А что он мог сказать: пошел вон?

В быту Сева был человеком легким, уживчивым, все его устраивало. Да и на разговорах они сошлись.

— По мне хоть весь век живи! — отозвался Саня.

— Посмотрю, может, и проживу, — рассмеялся Сева. — Я, понимаешь ли, работу нашел. Только пока не понял, хорошую или плохую.

Саня удивленно взглянул на приятеля. Работу в Посаде трудно найти. Как тот ухитрился?

— Представляешь, захожу я в монастырь, ищу местечко, с какого писать буду, и вдруг вижу: идет в скуфье и рясе Федор Болотников. Он и не он. Федя был худенький, щупленький, мы в училище вместе учились, а этот пузо вперед, борода лопатой. Но я к батюшке подошел все-таки, поздоровался, увидел, что точно Федор, обнялись, прослезились. А когда разговор пошел, выяснилось, что они тут церковку восстанавливают на окраине, маляров-художников не хватает.

— Кем пошел, маляром или художником? — полюбопытствовал Саня.

— Я-то? Маляром! С художеством у них, сам знаешь, сурово, — рассмеялся Сева. — Не допускают они абы кого до художества. Ну, мы туда сразу сходили, посмотрели, цветочки надо всякие писать, орнаменты, в общем, работа подходящая. Пришел с тобой посоветоваться, будешь меня терпеть или нет?

— Я же тебе сказал, живи сколько хочешь, — отозвался Саня.

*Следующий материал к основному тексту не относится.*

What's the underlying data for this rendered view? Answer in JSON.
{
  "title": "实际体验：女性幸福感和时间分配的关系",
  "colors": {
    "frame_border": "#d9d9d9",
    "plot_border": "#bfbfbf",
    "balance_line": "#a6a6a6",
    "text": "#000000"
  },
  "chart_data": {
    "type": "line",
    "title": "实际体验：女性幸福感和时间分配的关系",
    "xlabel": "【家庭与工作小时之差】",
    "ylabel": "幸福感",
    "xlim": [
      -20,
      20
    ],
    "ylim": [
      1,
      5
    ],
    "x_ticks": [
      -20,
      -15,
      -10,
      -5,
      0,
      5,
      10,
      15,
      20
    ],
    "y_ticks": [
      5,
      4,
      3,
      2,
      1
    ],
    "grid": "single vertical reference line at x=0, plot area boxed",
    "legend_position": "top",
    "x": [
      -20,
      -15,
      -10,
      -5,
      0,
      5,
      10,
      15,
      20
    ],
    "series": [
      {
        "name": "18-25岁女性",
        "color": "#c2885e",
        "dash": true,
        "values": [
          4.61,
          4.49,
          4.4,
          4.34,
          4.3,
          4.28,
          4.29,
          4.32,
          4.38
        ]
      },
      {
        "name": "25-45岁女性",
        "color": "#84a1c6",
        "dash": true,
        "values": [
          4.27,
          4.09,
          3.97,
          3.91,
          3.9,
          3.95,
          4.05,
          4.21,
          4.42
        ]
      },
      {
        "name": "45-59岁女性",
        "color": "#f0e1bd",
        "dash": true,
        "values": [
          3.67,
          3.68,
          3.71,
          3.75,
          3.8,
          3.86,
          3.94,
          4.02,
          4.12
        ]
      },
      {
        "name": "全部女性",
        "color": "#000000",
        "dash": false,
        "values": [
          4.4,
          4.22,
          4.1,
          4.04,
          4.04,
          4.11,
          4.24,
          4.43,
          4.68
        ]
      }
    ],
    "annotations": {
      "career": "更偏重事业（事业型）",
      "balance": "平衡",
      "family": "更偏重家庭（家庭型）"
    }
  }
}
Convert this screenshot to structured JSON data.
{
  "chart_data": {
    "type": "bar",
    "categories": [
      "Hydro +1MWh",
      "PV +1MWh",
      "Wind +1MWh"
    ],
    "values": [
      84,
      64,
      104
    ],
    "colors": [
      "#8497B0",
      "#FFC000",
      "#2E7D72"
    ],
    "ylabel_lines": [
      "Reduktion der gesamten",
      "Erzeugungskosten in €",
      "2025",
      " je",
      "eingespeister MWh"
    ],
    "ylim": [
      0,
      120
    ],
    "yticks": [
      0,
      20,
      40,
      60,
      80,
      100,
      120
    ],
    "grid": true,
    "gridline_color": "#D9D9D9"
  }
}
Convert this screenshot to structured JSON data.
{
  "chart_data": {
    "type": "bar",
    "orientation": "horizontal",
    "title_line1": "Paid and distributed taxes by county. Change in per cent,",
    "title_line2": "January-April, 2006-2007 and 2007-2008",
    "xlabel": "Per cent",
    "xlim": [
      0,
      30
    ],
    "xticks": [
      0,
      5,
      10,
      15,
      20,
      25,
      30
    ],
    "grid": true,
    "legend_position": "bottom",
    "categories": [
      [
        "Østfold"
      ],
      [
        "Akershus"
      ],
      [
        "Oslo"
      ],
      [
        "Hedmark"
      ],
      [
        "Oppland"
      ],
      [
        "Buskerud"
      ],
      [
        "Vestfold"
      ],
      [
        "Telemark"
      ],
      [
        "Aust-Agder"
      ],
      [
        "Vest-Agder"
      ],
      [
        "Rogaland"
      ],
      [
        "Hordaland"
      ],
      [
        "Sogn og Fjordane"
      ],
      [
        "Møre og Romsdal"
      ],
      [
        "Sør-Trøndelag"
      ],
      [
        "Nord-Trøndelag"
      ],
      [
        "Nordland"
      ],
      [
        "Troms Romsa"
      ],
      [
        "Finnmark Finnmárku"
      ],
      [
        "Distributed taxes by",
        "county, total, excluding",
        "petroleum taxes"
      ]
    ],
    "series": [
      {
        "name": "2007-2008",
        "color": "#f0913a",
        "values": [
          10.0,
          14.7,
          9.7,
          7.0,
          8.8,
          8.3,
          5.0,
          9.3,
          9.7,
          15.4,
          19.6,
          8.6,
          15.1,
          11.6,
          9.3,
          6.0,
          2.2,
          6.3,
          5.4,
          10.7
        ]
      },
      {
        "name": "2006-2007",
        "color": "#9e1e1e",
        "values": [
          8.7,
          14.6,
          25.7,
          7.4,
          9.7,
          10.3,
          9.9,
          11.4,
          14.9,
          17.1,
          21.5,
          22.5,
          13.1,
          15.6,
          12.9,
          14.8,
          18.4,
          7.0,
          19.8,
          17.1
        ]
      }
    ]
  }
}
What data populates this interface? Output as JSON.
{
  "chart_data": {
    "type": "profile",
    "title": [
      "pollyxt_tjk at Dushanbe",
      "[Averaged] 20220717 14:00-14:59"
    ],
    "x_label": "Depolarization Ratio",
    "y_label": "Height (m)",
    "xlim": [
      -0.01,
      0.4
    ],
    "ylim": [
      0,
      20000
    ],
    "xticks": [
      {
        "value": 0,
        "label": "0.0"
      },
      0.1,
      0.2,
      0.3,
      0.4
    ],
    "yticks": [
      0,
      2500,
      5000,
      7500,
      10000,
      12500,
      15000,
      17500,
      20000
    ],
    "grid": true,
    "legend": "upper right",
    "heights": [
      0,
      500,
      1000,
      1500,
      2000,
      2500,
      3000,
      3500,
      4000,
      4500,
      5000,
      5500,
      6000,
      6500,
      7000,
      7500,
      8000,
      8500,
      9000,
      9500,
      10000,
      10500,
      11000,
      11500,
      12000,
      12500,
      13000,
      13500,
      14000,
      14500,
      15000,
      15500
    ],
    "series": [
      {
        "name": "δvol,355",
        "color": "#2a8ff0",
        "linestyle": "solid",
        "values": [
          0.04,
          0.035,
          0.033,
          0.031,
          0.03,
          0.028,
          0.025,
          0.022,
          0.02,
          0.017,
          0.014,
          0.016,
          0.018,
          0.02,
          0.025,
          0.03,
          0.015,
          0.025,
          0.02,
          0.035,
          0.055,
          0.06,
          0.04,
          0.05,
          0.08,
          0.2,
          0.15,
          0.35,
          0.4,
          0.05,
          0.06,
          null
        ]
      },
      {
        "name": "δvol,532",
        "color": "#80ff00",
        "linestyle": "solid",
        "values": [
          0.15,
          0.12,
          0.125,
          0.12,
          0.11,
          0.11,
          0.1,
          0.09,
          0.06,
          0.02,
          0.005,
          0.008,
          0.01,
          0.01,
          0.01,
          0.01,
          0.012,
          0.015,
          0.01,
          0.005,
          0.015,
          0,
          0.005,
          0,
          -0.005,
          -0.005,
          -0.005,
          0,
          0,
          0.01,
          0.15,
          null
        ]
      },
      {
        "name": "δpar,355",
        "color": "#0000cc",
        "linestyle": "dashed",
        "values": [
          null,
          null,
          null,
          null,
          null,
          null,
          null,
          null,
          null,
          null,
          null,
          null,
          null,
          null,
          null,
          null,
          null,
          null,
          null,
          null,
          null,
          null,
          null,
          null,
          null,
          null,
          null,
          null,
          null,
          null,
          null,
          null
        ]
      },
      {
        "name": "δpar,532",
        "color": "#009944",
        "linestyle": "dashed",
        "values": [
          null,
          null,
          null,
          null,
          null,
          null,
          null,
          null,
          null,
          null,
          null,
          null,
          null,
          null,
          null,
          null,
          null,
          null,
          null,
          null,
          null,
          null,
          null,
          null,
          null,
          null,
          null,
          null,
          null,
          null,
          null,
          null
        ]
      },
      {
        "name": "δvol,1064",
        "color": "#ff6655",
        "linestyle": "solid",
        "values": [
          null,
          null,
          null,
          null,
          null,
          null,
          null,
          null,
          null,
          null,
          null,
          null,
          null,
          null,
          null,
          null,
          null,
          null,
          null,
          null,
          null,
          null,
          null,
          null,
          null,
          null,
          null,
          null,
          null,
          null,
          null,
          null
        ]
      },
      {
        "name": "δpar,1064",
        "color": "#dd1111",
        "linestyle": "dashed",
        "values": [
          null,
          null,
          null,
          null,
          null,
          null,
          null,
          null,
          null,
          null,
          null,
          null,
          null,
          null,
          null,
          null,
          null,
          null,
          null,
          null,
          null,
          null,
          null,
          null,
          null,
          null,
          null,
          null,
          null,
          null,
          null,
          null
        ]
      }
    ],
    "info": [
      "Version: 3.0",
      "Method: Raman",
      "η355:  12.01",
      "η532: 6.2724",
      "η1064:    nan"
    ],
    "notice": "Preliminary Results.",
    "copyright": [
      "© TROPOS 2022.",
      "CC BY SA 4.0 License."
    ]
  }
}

— А Веруня что скажет? Веруня будет со мной жить? — отпустил Сева одну из своих любимых шуточек, и Саня понял, что Сева пошел на поправку.

— Веруня не будет, — певуче откликнулась Веруня, — ей не к чему.

— Не верю я тебе, Верка! — Сева подмигнул Сане. — Бабоньке мужик всегда к чему.

— Так то бабоньке, а я — девушка, — так же певуче объявила Веруня.

Сева примолк. Сообщение Веры поразило его воображение, и он невольно задумался.

— На сколько времени подряжаешься? — поддержал внезапно оборвавшийся разговор Саня.

— Месяца на полтора-два, не меньше, — рассеянно ответил Сева. — А может, и больше получится.

— Вон как надолго! — подхватила Вера. — А кто же меня тогда в редакцию поведет?

— Я, конечно, — пообещал Сева. — Но редакция-то не горит. Да и вообще ты — самостоятельная, захочешь, сама устроишься.

— Захочу — устроюсь, но в редакцию вы меня отведете, — ничуть не сердясь, твердо заявила Веруня.

— Вот это я понимаю! Эта девушка своего добьется! — восхитился Сева, обнимая ее за плечи, и тут же деловито обратился к Александру Павловичу: — Саня! Ты когда в Москву? Мне кисти, краски нужны. Я с тобой поеду. Сейчас пойду список составлять, а то непременно что-нибудь да забуду.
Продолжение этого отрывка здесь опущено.